Gadabаy is located at the northern foot of the Shahdag range, at an altitude of 1460 meters, on the bank of the Mis river. Copper ore has been mined since the 19th century at the foot of the nearby Maghara mountain.
Here, the air temperature in July ranges from +10 C to +20 C, and in January it ranges from -2 C to -10 C.
Information about the city was first recorded in the source of the 13th century, in the ancient Armenian language, in the form of the Getabak fortress. The ruins of that castle are near the present Gadabay. The current settlement was built in 1863 by families who left Gazakh. The highest mountain is Goca dag, which is more than 3000 meters high.
In the middle of the 19th century, copper ore deposits were discovered in the territory of the Gadabay region, and in 1855-1856, a copper smelting plant was built by local entrepreneurs.
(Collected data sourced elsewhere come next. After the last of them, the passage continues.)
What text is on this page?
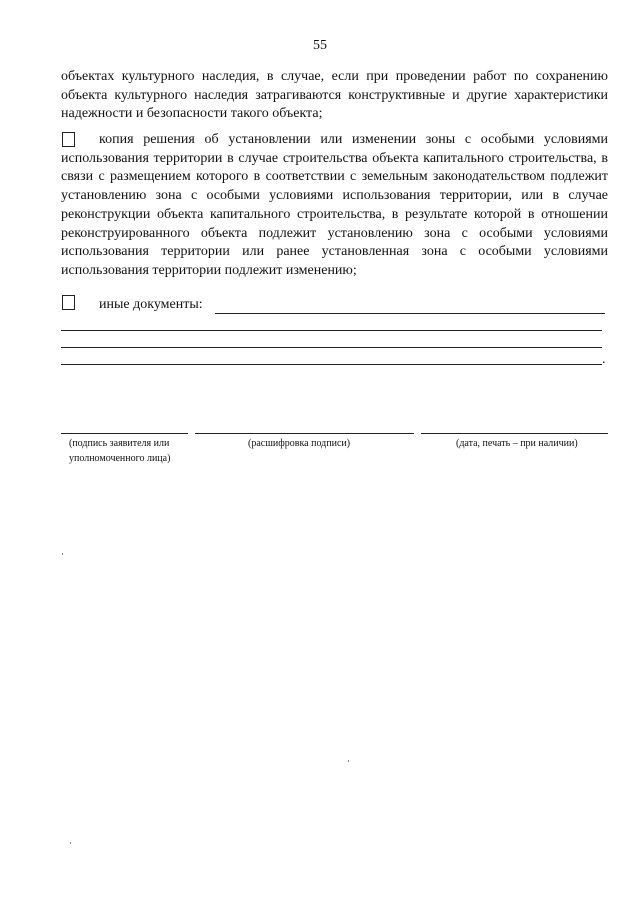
55

объектах культурного наследия, в случае, если при проведении работ по сохранению объекта культурного наследия затрагиваются конструктивные и другие характеристики надежности и безопасности такого объекта;

копия решения об установлении или изменении зоны с особыми условиями использования территории в случае строительства объекта капитального строительства, в связи с размещением которого в соответствии с земельным законодательством подлежит установлению зона с особыми условиями использования территории, или в случае реконструкции объекта капитального строительства, в результате которой в отношении реконструированного объекта подлежит установлению зона с особыми условиями использования территории или ранее установленная зона с особыми условиями использования территории подлежит изменению;

иные документы:
.

(подпись заявителя или уполномоченного лица)

(расшифровка подписи)	(дата, печать – при наличии)
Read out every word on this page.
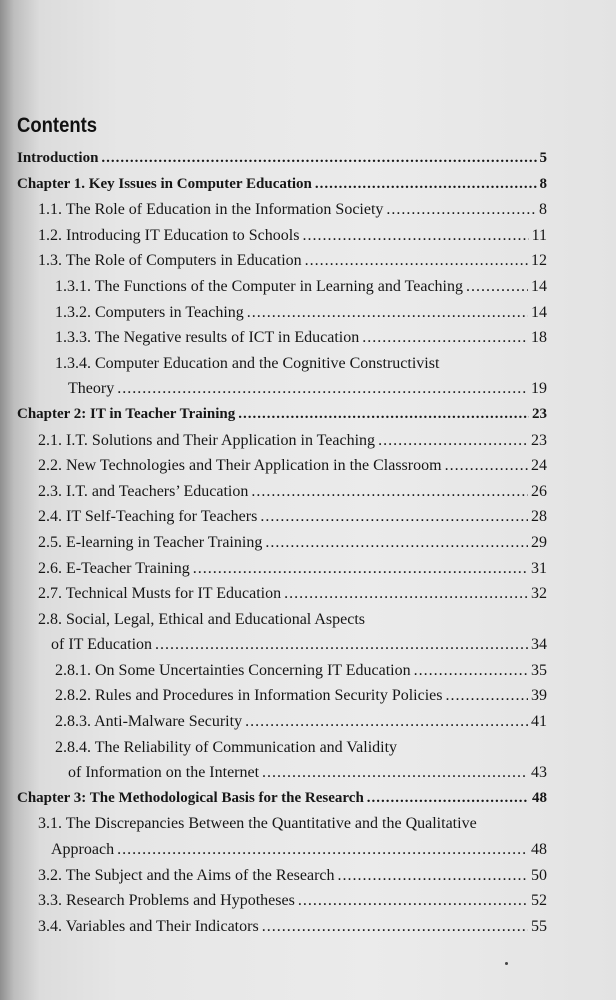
Contents
Introduction .....	5
Chapter 1. Key Issues in Computer Education .....	8
1.1. The Role of Education in the Information Society .....	8
1.2. Introducing IT Education to Schools .....	11
1.3. The Role of Computers in Education .....	12
1.3.1. The Functions of the Computer in Learning and Teaching .....	14
1.3.2. Computers in Teaching .....	14
1.3.3. The Negative results of ICT in Education .....	18
1.3.4. Computer Education and the Cognitive Constructivist
Theory .....	19
Chapter 2: IT in Teacher Training .....	23
2.1. I.T. Solutions and Their Application in Teaching .....	23
2.2. New Technologies and Their Application in the Classroom .....	24
2.3. I.T. and Teachers’ Education .....	26
2.4. IT Self-Teaching for Teachers .....	28
2.5. E-learning in Teacher Training .....	29
2.6. E-Teacher Training .....	31
2.7. Technical Musts for IT Education .....	32
2.8. Social, Legal, Ethical and Educational Aspects
of IT Education .....	34
2.8.1. On Some Uncertainties Concerning IT Education .....	35
2.8.2. Rules and Procedures in Information Security Policies .....	39
2.8.3. Anti-Malware Security .....	41
2.8.4. The Reliability of Communication and Validity
of Information on the Internet .....	43
Chapter 3: The Methodological Basis for the Research .....	48
3.1. The Discrepancies Between the Quantitative and the Qualitative
Approach .....	48
3.2. The Subject and the Aims of the Research .....	50
3.3. Research Problems and Hypotheses .....	52
3.4. Variables and Their Indicators .....	55
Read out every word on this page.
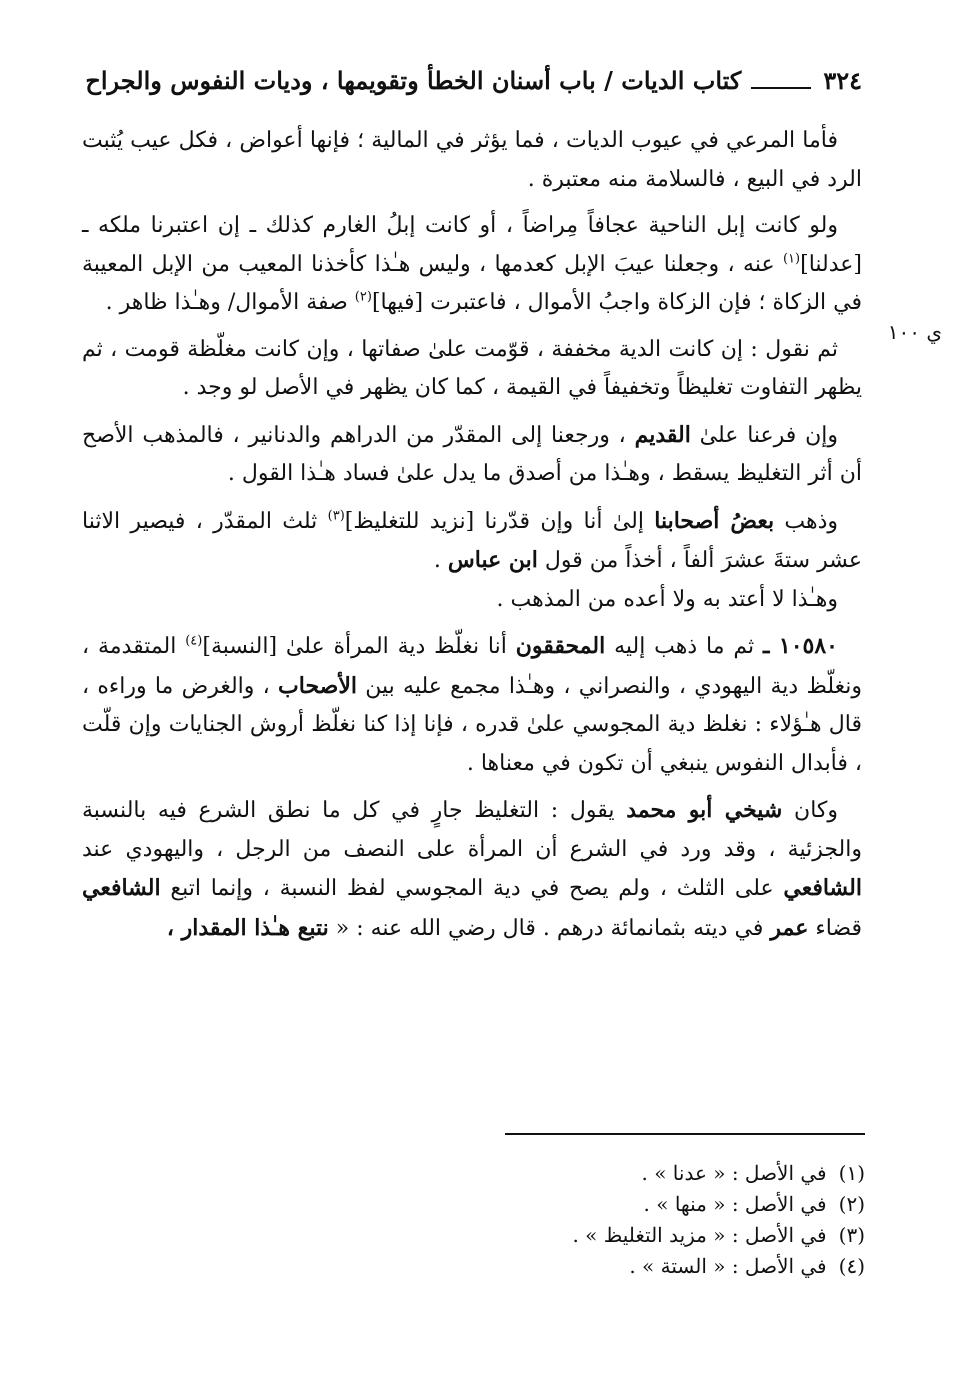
٣٢٤
كتاب الديات / باب أسنان الخطأ وتقويمها ، وديات النفوس والجراح
ي ١٠٠

فأما المرعي في عيوب الديات ، فما يؤثر في المالية ؛ فإنها أعواض ، فكل عيب يُثبت الرد في البيع ، فالسلامة منه معتبرة .

ولو كانت إبل الناحية عجافاً مِراضاً ، أو كانت إبلُ الغارم كذلك ـ إن اعتبرنا ملكه ـ [عدلنا]$^{(١)}$ عنه ، وجعلنا عيبَ الإبل كعدمها ، وليس هـٰذا كأخذنا المعيب من الإبل المعيبة في الزكاة ؛ فإن الزكاة واجبُ الأموال ، فاعتبرت [فيها]$^{(٢)}$ صفة الأموال/ وهـٰذا ظاهر .

ثم نقول : إن كانت الدية مخففة ، قوّمت علىٰ صفاتها ، وإن كانت مغلّظة قومت ، ثم يظهر التفاوت تغليظاً وتخفيفاً في القيمة ، كما كان يظهر في الأصل لو وجد .

وإن فرعنا علىٰ القديم ، ورجعنا إلى المقدّر من الدراهم والدنانير ، فالمذهب الأصح أن أثر التغليظ يسقط ، وهـٰذا من أصدق ما يدل علىٰ فساد هـٰذا القول .

وذهب بعضُ أصحابنا إلىٰ أنا وإن قدّرنا [نزيد للتغليظ]$^{(٣)}$ ثلث المقدّر ، فيصير الاثنا عشر ستةَ عشرَ ألفاً ، أخذاً من قول ابن عباس .

وهـٰذا لا أعتد به ولا أعده من المذهب .

١٠٥٨٠ ـ ثم ما ذهب إليه المحققون أنا نغلّظ دية المرأة علىٰ [النسبة]$^{(٤)}$ المتقدمة ، ونغلّظ دية اليهودي ، والنصراني ، وهـٰذا مجمع عليه بين الأصحاب ، والغرض ما وراءه ، قال هـٰؤلاء : نغلظ دية المجوسي علىٰ قدره ، فإنا إذا كنا نغلّظ أروش الجنايات وإن قلّت ، فأبدال النفوس ينبغي أن تكون في معناها .

وكان شيخي أبو محمد يقول : التغليظ جارٍ في كل ما نطق الشرع فيه بالنسبة والجزئية ، وقد ورد في الشرع أن المرأة على النصف من الرجل ، واليهودي عند الشافعي على الثلث ، ولم يصح في دية المجوسي لفظ النسبة ، وإنما اتبع الشافعي قضاء عمر في ديته بثمانمائة درهم . قال رضي الله عنه : « نتبع هـٰذا المقدار ،

(١)
في الأصل : « عدنا » .
(٢)
في الأصل : « منها » .
(٣)
في الأصل : « مزيد التغليظ » .
(٤)
في الأصل : « الستة » .
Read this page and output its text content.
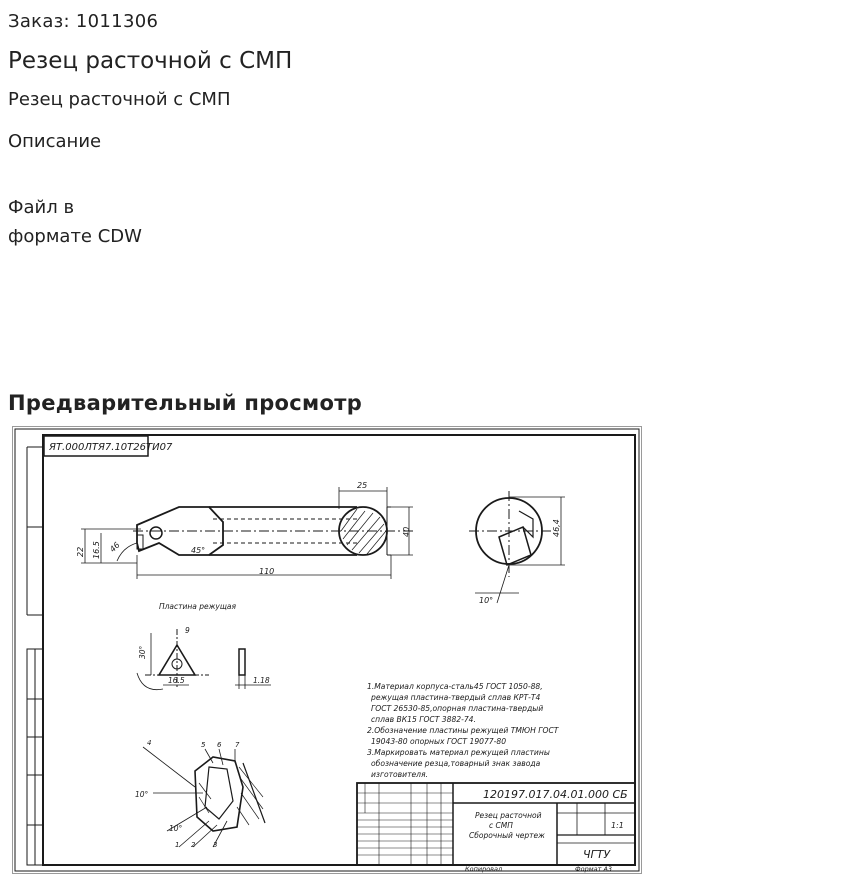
Заказ: 1011306
Резец расточной с СМП
Резец расточной с СМП
Описание
Файл в
формате CDW
Предварительный просмотр
ЯТ.000ЛТЯ7.10Т26ТИ07
25
110
40
22 16.5 46	45°
46,4
10°
Пластина режущая
9
16.5
30°
1.18
4	5 6 7
1 2	3
10°
10°
1.Материал корпуса-сталь45 ГОСТ 1050-88,
режущая пластина-твердый сплав КРТ-Т4
ГОСТ 26530-85,опорная пластина-твердый
сплав ВК15 ГОСТ 3882-74.
2.Обозначение пластины режущей ТМЮН ГОСТ
19043-80 опорных ГОСТ 19077-80
3.Маркировать материал режущей пластины
обозначение резца,товарный знак завода
изготовителя.
120197.017.04.01.000 СБ
Резец расточной
с СМП
Сборочный чертеж
1:1
ЧГТУ
Копировал	Формат А3
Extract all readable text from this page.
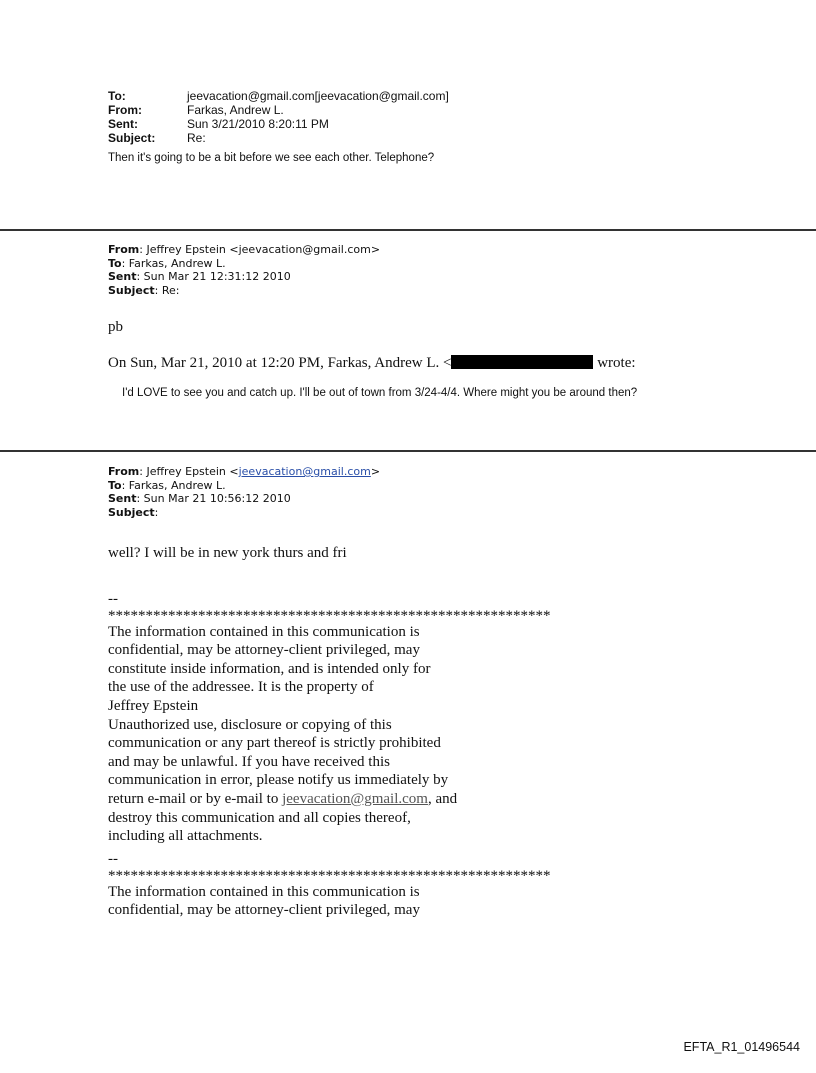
To:	jeevacation@gmail.com[jeevacation@gmail.com]
From:	Farkas, Andrew L.
Sent:	Sun 3/21/2010 8:20:11 PM
Subject:	Re:
Then it's going to be a bit before we see each other. Telephone?
From: Jeffrey Epstein <jeevacation@gmail.com>
To: Farkas, Andrew L.
Sent: Sun Mar 21 12:31:12 2010
Subject: Re:
pb
On Sun, Mar 21, 2010 at 12:20 PM, Farkas, Andrew L. <	wrote:
I'd LOVE to see you and catch up. I'll be out of town from 3/24-4/4. Where might you be around then?
From: Jeffrey Epstein <jeevacation@gmail.com>
To: Farkas, Andrew L.
Sent: Sun Mar 21 10:56:12 2010
Subject:
well? I will be in new york thurs and fri
--
***********************************************************
The information contained in this communication is
confidential, may be attorney-client privileged, may
constitute inside information, and is intended only for
the use of the addressee. It is the property of
Jeffrey Epstein
Unauthorized use, disclosure or copying of this
communication or any part thereof is strictly prohibited
and may be unlawful. If you have received this
communication in error, please notify us immediately by
return e-mail or by e-mail to jeevacation@gmail.com, and
destroy this communication and all copies thereof,
including all attachments.
--
***********************************************************
The information contained in this communication is
confidential, may be attorney-client privileged, may
EFTA_R1_01496544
Later, the same factory was bought by the German "Siemens" company and rebuilt in 1865. In 1883, the Galakand smelting plant was built by the "Siemens" company, and in 1879, the railway between Gadabey and Galakand, 28 km long, was built for the first time in Transcaucasia. Even today, the bridges built on that road remain as historical monuments. In 1883, the first hydroelectric power station in Tsarist Russia was built in the village of Galakand, and copper was melted by electrolysis at the Galakand copper smelting plant. At that time, kerosene lamps were used in London, Paris, and St. Petersburg, the central city of Autopa, but electric light was used in Gadabey. In that period, archeological excavations were carried out by German scientists in the territory of the Gadabay region. The results of the archeological excavation were published in Berlin in the form of a scientific work called "Galakand" by the scientific publishing house "Volker Spies" of Germany. The work is kept in the Berlin State Museum.